[PATCH] Document Linux's memory barriers [try #2]
Alan Cox
alan at redhat.com
Thu Mar 9 05:45:00 EST 2006
On Wed, Mar 08, 2006 at 06:35:07PM +0000, David Howells wrote:
> Alan Cox <alan at redhat.com> wrote:
>
> > spin_unlock ensures that local CPU writes before the lock are visible
> > to all processors before the lock is dropped but it has no effect on
> > I/O ordering. Just a need for clarity.
>
> So I can't use spinlocks in my driver to make sure two different CPUs don't
> interfere with each other when trying to communicate with a device because the
> spinlocks don't guarantee that I/O operations will stay in effect within the
> locking section?
If you have
CPU #0
spin_lock(&foo->lock)
writel(0, &foo->regnum)
writel(1, &foo->data);
spin_unlock(&foo->lock);
CPU #1
spin_lock(&foo->lock);
writel(4, &foo->regnum);
writel(5, &foo->data);
spin_unlock(&foo->lock);
then on some NUMA infrastructures the order may not be as you expect.
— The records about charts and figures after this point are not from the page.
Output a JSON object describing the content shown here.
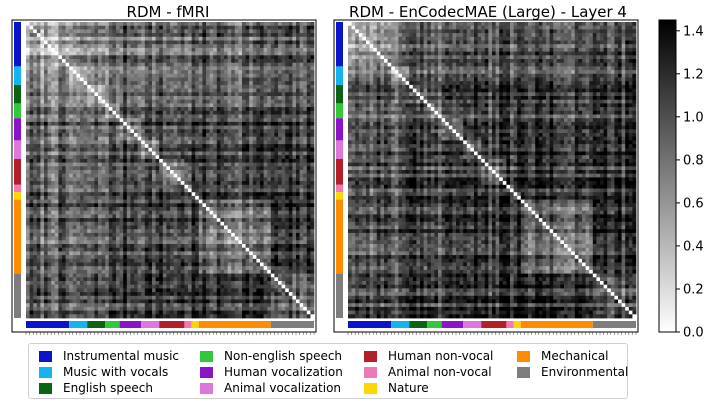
{
  "chart_data": [
    {
      "type": "heatmap",
      "title": "RDM - fMRI",
      "matrix": "representational dissimilarity matrix (stimuli × stimuli), diagonal = 0",
      "color_scale": {
        "min": 0.0,
        "max": 1.45,
        "cmap": "Greys"
      }
    },
    {
      "type": "heatmap",
      "title": "RDM - EnCodecMAE (Large) - Layer 4",
      "color_scale": {
        "min": 0.0,
        "max": 1.45,
        "cmap": "Greys"
      }
    }
  ],
  "colorbar": {
    "ticks": [
      "0.0",
      "0.2",
      "0.4",
      "0.6",
      "0.8",
      "1.0",
      "1.2",
      "1.4"
    ],
    "tick_values": [
      0.0,
      0.2,
      0.4,
      0.6,
      0.8,
      1.0,
      1.2,
      1.4
    ],
    "range": [
      0.0,
      1.45
    ]
  },
  "categories": [
    {
      "label": "Instrumental music",
      "color": "#0a14c8",
      "count": 12
    },
    {
      "label": "Music with vocals",
      "color": "#14b4f0",
      "count": 5
    },
    {
      "label": "English speech",
      "color": "#0a6414",
      "count": 5
    },
    {
      "label": "Non-english speech",
      "color": "#32c83c",
      "count": 4
    },
    {
      "label": "Human vocalization",
      "color": "#8c14c8",
      "count": 6
    },
    {
      "label": "Animal vocalization",
      "color": "#dc78dc",
      "count": 5
    },
    {
      "label": "Human non-vocal",
      "color": "#b41e28",
      "count": 7
    },
    {
      "label": "Animal non-vocal",
      "color": "#f078b4",
      "count": 2
    },
    {
      "label": "Nature",
      "color": "#ffd700",
      "count": 2
    },
    {
      "label": "Mechanical",
      "color": "#ff8c00",
      "count": 20
    },
    {
      "label": "Environmental",
      "color": "#7d7d7d",
      "count": 12
    }
  ],
  "legend": {
    "columns": [
      [
        "Instrumental music",
        "Music with vocals",
        "English speech"
      ],
      [
        "Non-english speech",
        "Human vocalization",
        "Animal vocalization"
      ],
      [
        "Human non-vocal",
        "Animal non-vocal",
        "Nature"
      ],
      [
        "Mechanical",
        "Environmental"
      ]
    ],
    "placement": "bottom"
  }
}
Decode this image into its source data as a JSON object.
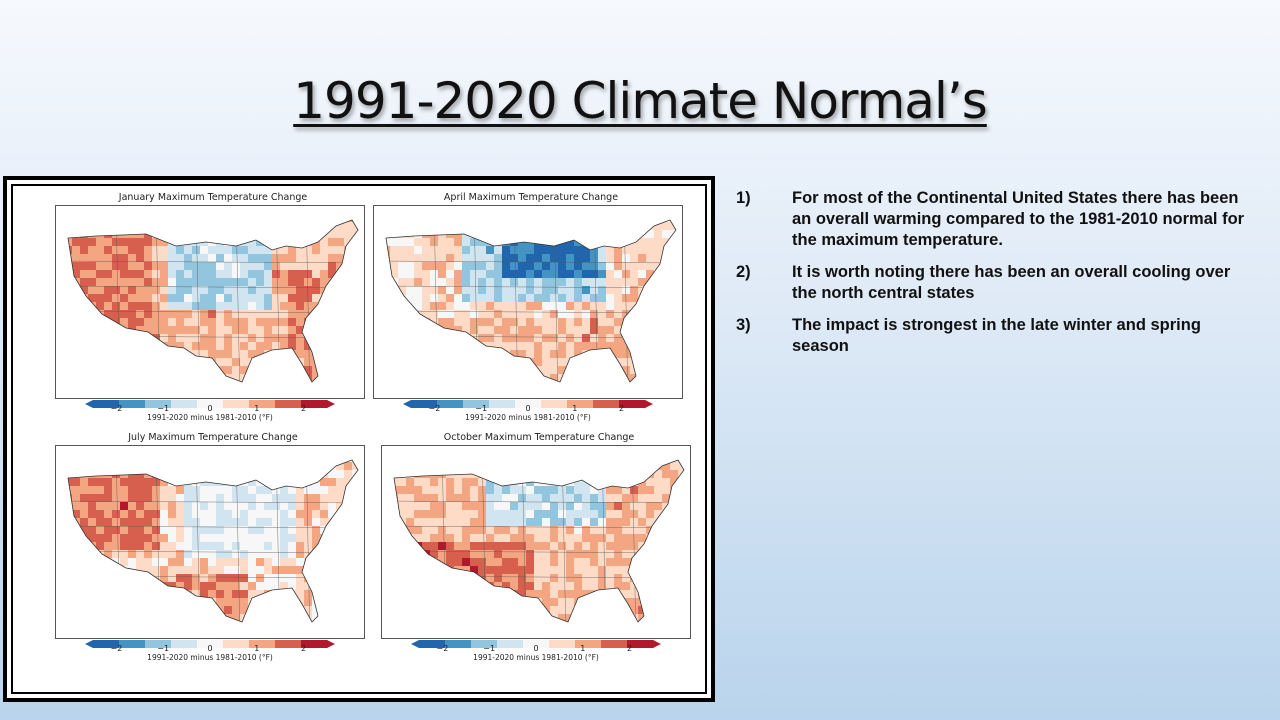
{
  "slide": {
    "title": "1991-2020 Climate Normal’s"
  },
  "colorbar": {
    "ticks": [
      "−2",
      "−1",
      "0",
      "1",
      "2"
    ],
    "tick_values": [
      -2,
      -1,
      0,
      1,
      2
    ],
    "range": [
      -2.5,
      2.5
    ],
    "caption": "1991-2020 minus 1981-2010 (°F)",
    "colors": [
      "#2166ac",
      "#4393c3",
      "#92c5de",
      "#d1e5f0",
      "#f7f7f7",
      "#fddbc7",
      "#f4a582",
      "#d6604d",
      "#b2182b"
    ]
  },
  "panels": [
    {
      "title": "January Maximum Temperature Change",
      "pattern": "jan"
    },
    {
      "title": "April Maximum Temperature Change",
      "pattern": "apr"
    },
    {
      "title": "July Maximum Temperature Change",
      "pattern": "jul"
    },
    {
      "title": "October Maximum Temperature Change",
      "pattern": "oct"
    }
  ],
  "notes": [
    {
      "number": "1)",
      "text": "For most of the Continental United States there has been an overall warming compared to the 1981-2010 normal for the maximum temperature."
    },
    {
      "number": "2)",
      "text": "It is worth noting there has been an overall cooling over the north central states"
    },
    {
      "number": "3)",
      "text": "The impact is strongest in the late winter and spring season"
    }
  ]
}
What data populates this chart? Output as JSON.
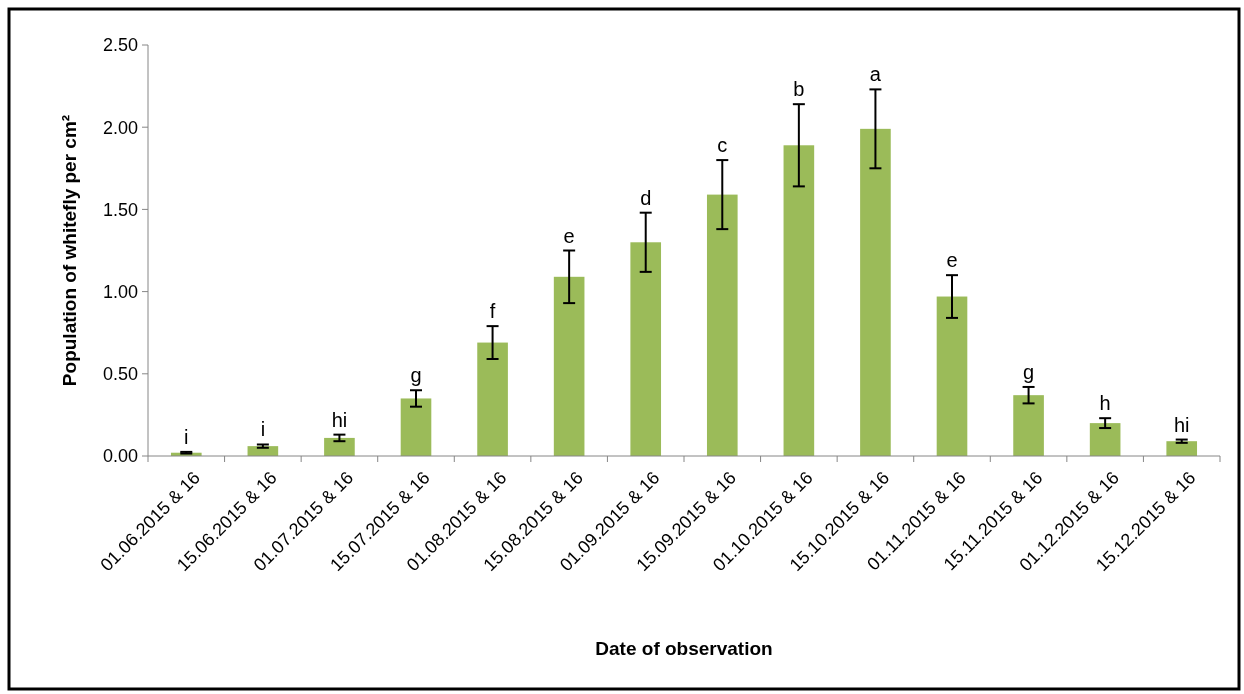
{
  "chart_data": {
    "type": "bar",
    "xlabel": "Date of observation",
    "ylabel": "Population of whitefly per cm²",
    "categories": [
      "01.06.2015 & 16",
      "15.06.2015 & 16",
      "01.07.2015 & 16",
      "15.07.2015 & 16",
      "01.08.2015 & 16",
      "15.08.2015 & 16",
      "01.09.2015 & 16",
      "15.09.2015 & 16",
      "01.10.2015 & 16",
      "15.10.2015 & 16",
      "01.11.2015 & 16",
      "15.11.2015 & 16",
      "01.12.2015 & 16",
      "15.12.2015 & 16"
    ],
    "values": [
      0.02,
      0.06,
      0.11,
      0.35,
      0.69,
      1.09,
      1.3,
      1.59,
      1.89,
      1.99,
      0.97,
      0.37,
      0.2,
      0.09
    ],
    "errors": [
      0.005,
      0.01,
      0.02,
      0.05,
      0.1,
      0.16,
      0.18,
      0.21,
      0.25,
      0.24,
      0.13,
      0.05,
      0.03,
      0.01
    ],
    "color": "#9bbb59",
    "ylim": [
      0,
      2.5
    ],
    "yticks": [
      {
        "value": 0,
        "label": "0.00"
      },
      {
        "value": 0.5,
        "label": "0.50"
      },
      {
        "value": 1,
        "label": "1.00"
      },
      {
        "value": 1.5,
        "label": "1.50"
      },
      {
        "value": 2,
        "label": "2.00"
      },
      {
        "value": 2.5,
        "label": "2.50"
      }
    ],
    "grid": false,
    "annotations": [
      "i",
      "i",
      "hi",
      "g",
      "f",
      "e",
      "d",
      "c",
      "b",
      "a",
      "e",
      "g",
      "h",
      "hi"
    ]
  }
}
The
CPU will execute writel 0, writel 1 and the second CPU later will execute
writel 4 writel 5, but the order they hit the PCI bridge may not be the
same order. Usually such things don't matter but in a register windowed
case getting 0/4/1/5 might be rather unfortunate.
See Documentation/DocBook/deviceiobook.tmpl (or its output)
The following case is safe
spin_lock(&foo->lock);
writel(0, &foo->regnum);
reg = readl(&foo->data);
spin_unlock(&foo->lock);
as the real must complete and it forces the write to complete. The pure write
case used above should be implemented as
spin_lock(&foo->lock);
writel(0, &foo->regnum);
writel(1, &foo->data);
mmiowb();
spin_unlock(&foo->lock);
The mmiowb ensures that the writels will occur before the writel from another
CPU then taking the lock and issuing a writel.